Chapter 1: What is Physical AI?

Week 1 | Module 1: Foundations

Learning Objectives

By the end of this chapter, you will:

✅ Understand the difference between Physical AI and traditional robotics
✅ Identify key components of embodied AI systems
✅ Recognize real-world applications of Physical AI
✅ Set up your ROS 2 development environment

1.1 The Embodied AI Revolution

What is Physical AI?

Physical AI refers to artificial intelligence systems that:

Interact with the physical world (not just digital data)
Learn from embodied experience (sensors, actuators, physics)
Make decisions in real-time (perception → reasoning → action loop)
Adapt to changing environments (dynamic, unstructured spaces)

###Traditional Robotics vs Physical AI

Aspect	Traditional Robotics	Physical AI
Programming	Rule-based, explicit instructions	Learning-based, emergent behaviors
Perception	Pre-programmed object recognition	Self-supervised vision models
Control	Fixed trajectories, PID loops	Adaptive policies (RL, VLA models)
Environment	Structured (factory floors)	Unstructured (homes, outdoors)
Task Specification	Code (e.g., "move to (x, y, z)")	Natural language ("fetch the red cup")
Examples	Industrial arms, CNC machines	Humanoid robots, autonomous drones

Key Insight

Physical AI = Robotics + Deep Learning + Embodied Experience

Traditional robots follow scripts. Physical AI systems learn from interaction.

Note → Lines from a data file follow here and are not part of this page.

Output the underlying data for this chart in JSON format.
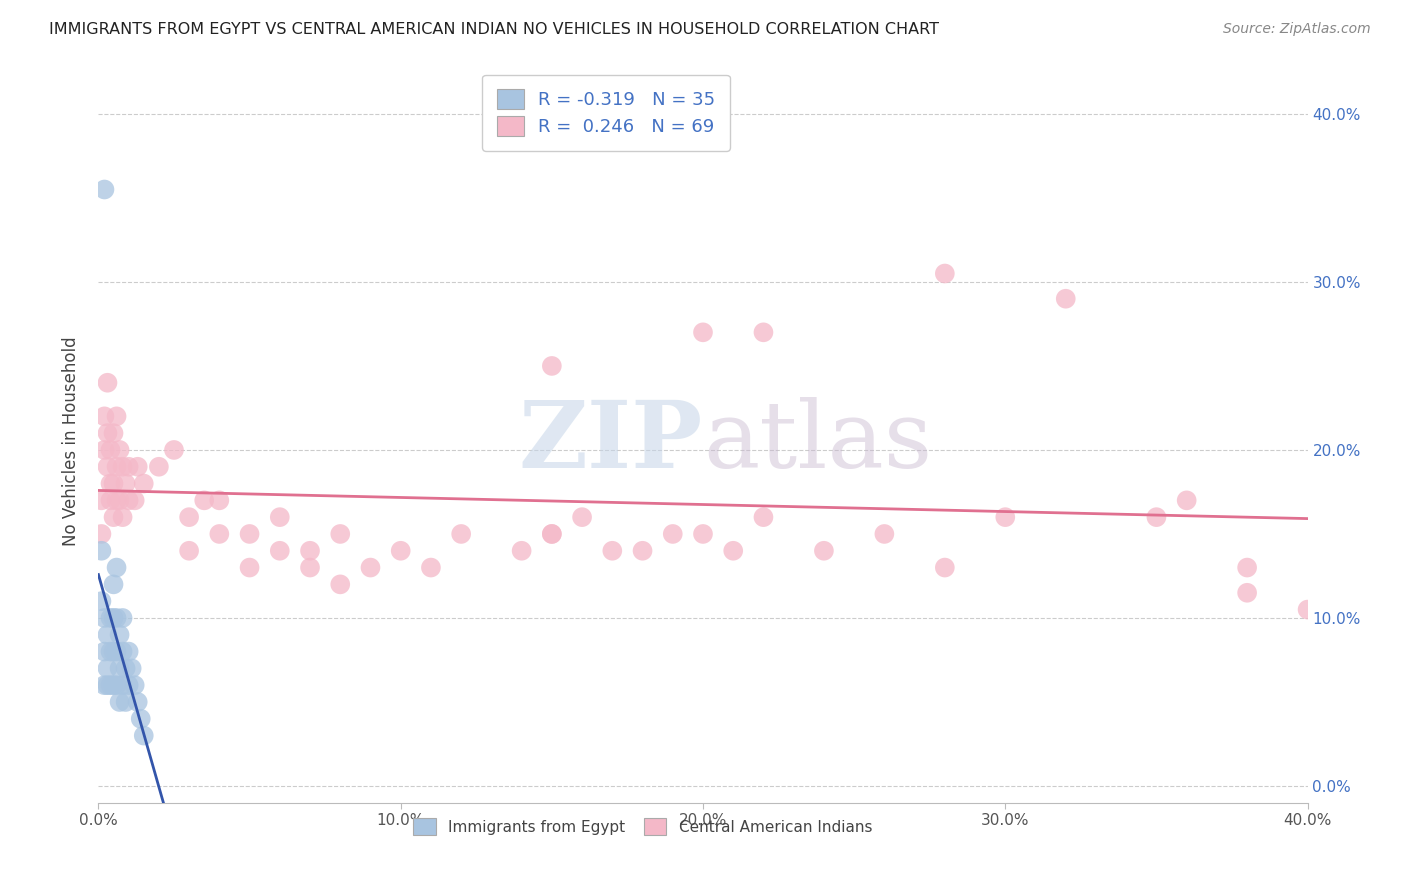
{
  "title": "IMMIGRANTS FROM EGYPT VS CENTRAL AMERICAN INDIAN NO VEHICLES IN HOUSEHOLD CORRELATION CHART",
  "source": "Source: ZipAtlas.com",
  "ylabel": "No Vehicles in Household",
  "xlim": [
    0.0,
    0.4
  ],
  "ylim": [
    -0.01,
    0.42
  ],
  "color_blue": "#a8c4e0",
  "color_pink": "#f4b8c8",
  "line_blue": "#3355aa",
  "line_pink": "#e07090",
  "blue_x": [
    0.001,
    0.001,
    0.002,
    0.002,
    0.002,
    0.003,
    0.003,
    0.003,
    0.004,
    0.004,
    0.004,
    0.005,
    0.005,
    0.005,
    0.005,
    0.006,
    0.006,
    0.006,
    0.006,
    0.007,
    0.007,
    0.007,
    0.008,
    0.008,
    0.008,
    0.009,
    0.009,
    0.01,
    0.01,
    0.011,
    0.012,
    0.013,
    0.014,
    0.015,
    0.002
  ],
  "blue_y": [
    0.14,
    0.11,
    0.1,
    0.08,
    0.06,
    0.09,
    0.07,
    0.06,
    0.1,
    0.08,
    0.06,
    0.12,
    0.1,
    0.08,
    0.06,
    0.13,
    0.1,
    0.08,
    0.06,
    0.09,
    0.07,
    0.05,
    0.1,
    0.08,
    0.06,
    0.07,
    0.05,
    0.08,
    0.06,
    0.07,
    0.06,
    0.05,
    0.04,
    0.03,
    0.355
  ],
  "pink_x": [
    0.001,
    0.001,
    0.002,
    0.002,
    0.003,
    0.003,
    0.003,
    0.004,
    0.004,
    0.004,
    0.005,
    0.005,
    0.005,
    0.006,
    0.006,
    0.006,
    0.007,
    0.007,
    0.008,
    0.008,
    0.009,
    0.01,
    0.01,
    0.012,
    0.013,
    0.015,
    0.02,
    0.025,
    0.03,
    0.035,
    0.04,
    0.05,
    0.06,
    0.07,
    0.08,
    0.09,
    0.1,
    0.11,
    0.12,
    0.14,
    0.15,
    0.16,
    0.18,
    0.2,
    0.22,
    0.24,
    0.26,
    0.28,
    0.03,
    0.04,
    0.05,
    0.06,
    0.07,
    0.08,
    0.15,
    0.17,
    0.19,
    0.21,
    0.35,
    0.38,
    0.4,
    0.32,
    0.28,
    0.36,
    0.15,
    0.2,
    0.22,
    0.3,
    0.38
  ],
  "pink_y": [
    0.17,
    0.15,
    0.2,
    0.22,
    0.24,
    0.21,
    0.19,
    0.17,
    0.2,
    0.18,
    0.21,
    0.18,
    0.16,
    0.22,
    0.19,
    0.17,
    0.2,
    0.17,
    0.19,
    0.16,
    0.18,
    0.19,
    0.17,
    0.17,
    0.19,
    0.18,
    0.19,
    0.2,
    0.16,
    0.17,
    0.17,
    0.15,
    0.16,
    0.14,
    0.15,
    0.13,
    0.14,
    0.13,
    0.15,
    0.14,
    0.15,
    0.16,
    0.14,
    0.15,
    0.16,
    0.14,
    0.15,
    0.13,
    0.14,
    0.15,
    0.13,
    0.14,
    0.13,
    0.12,
    0.15,
    0.14,
    0.15,
    0.14,
    0.16,
    0.115,
    0.105,
    0.29,
    0.305,
    0.17,
    0.25,
    0.27,
    0.27,
    0.16,
    0.13
  ]
}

1.2 Core Components of Physical AI Systems

The Perception-Planning-Action Loop

┌─────────────────────────────────────────────────┐
│                 ENVIRONMENT                     │
│  (Objects, Obstacles, Humans, Dynamic Changes)  │
└──────────────┬──────────────────────────────────┘
               │ Sensor Data
               ▼
       ┌───────────────┐
       │  PERCEPTION   │  ← Cameras, LiDAR, IMU
       │  (See & Feel) │
       └───────┬───────┘
               │ Scene Understanding
               ▼
       ┌───────────────┐
       │   PLANNING    │  ← Task Reasoning (LLMs, VLAs)
       │ (Think & Plan)│
       └───────┬───────┘
               │ Action Commands
               ▼
       ┌───────────────┐
       │    ACTION     │  ← Motors, Grippers, Wheels
       │ (Move & Act)  │
       └───────┬───────┘
               │ Physical Changes
               └──────────► ENVIRONMENT (loop closes)

1. Perception Systems

What the robot sees and feels

Vision: Cameras (RGB, depth, stereo)
- Object detection (YOLO, Detectron2)
- 3D pose estimation (FoundationPose)
- Semantic segmentation (Mask R-CNN)
Proprioception: Internal sensors
- Joint encoders (motor positions)
- IMU (acceleration, orientation)
- Force/torque sensors (touch, pressure)
Exteroception: External sensors
- LiDAR (distance mapping)
- Microphones (sound localization)
- Tactile sensors (surface texture)

Example: Picking up a cup

# Perception pipeline
camera_image = robot.get_camera_image()  # RGB image
depth_map = robot.get_depth()            # Distance to objects
detected_objects = yolo_detector(camera_image)  # "cup" at (x, y)
cup_3d_pose = estimate_pose(detected_objects['cup'], depth_map)

2. Planning Systems

What the robot thinks and decides

Traditional Planning: Search algorithms (A*, RRT)
- Pros: Guaranteed solutions (if they exist)
- Cons: Requires perfect world model
Learning-Based Planning: Neural networks (VLAs, RL)
- Pros: Generalizes to novel situations
- Cons: Requires training data
Hybrid Planning: LLM + Classical planners
- LLM: High-level task decomposition ("make coffee" → steps)
- Classical: Low-level motion planning (collision-free paths)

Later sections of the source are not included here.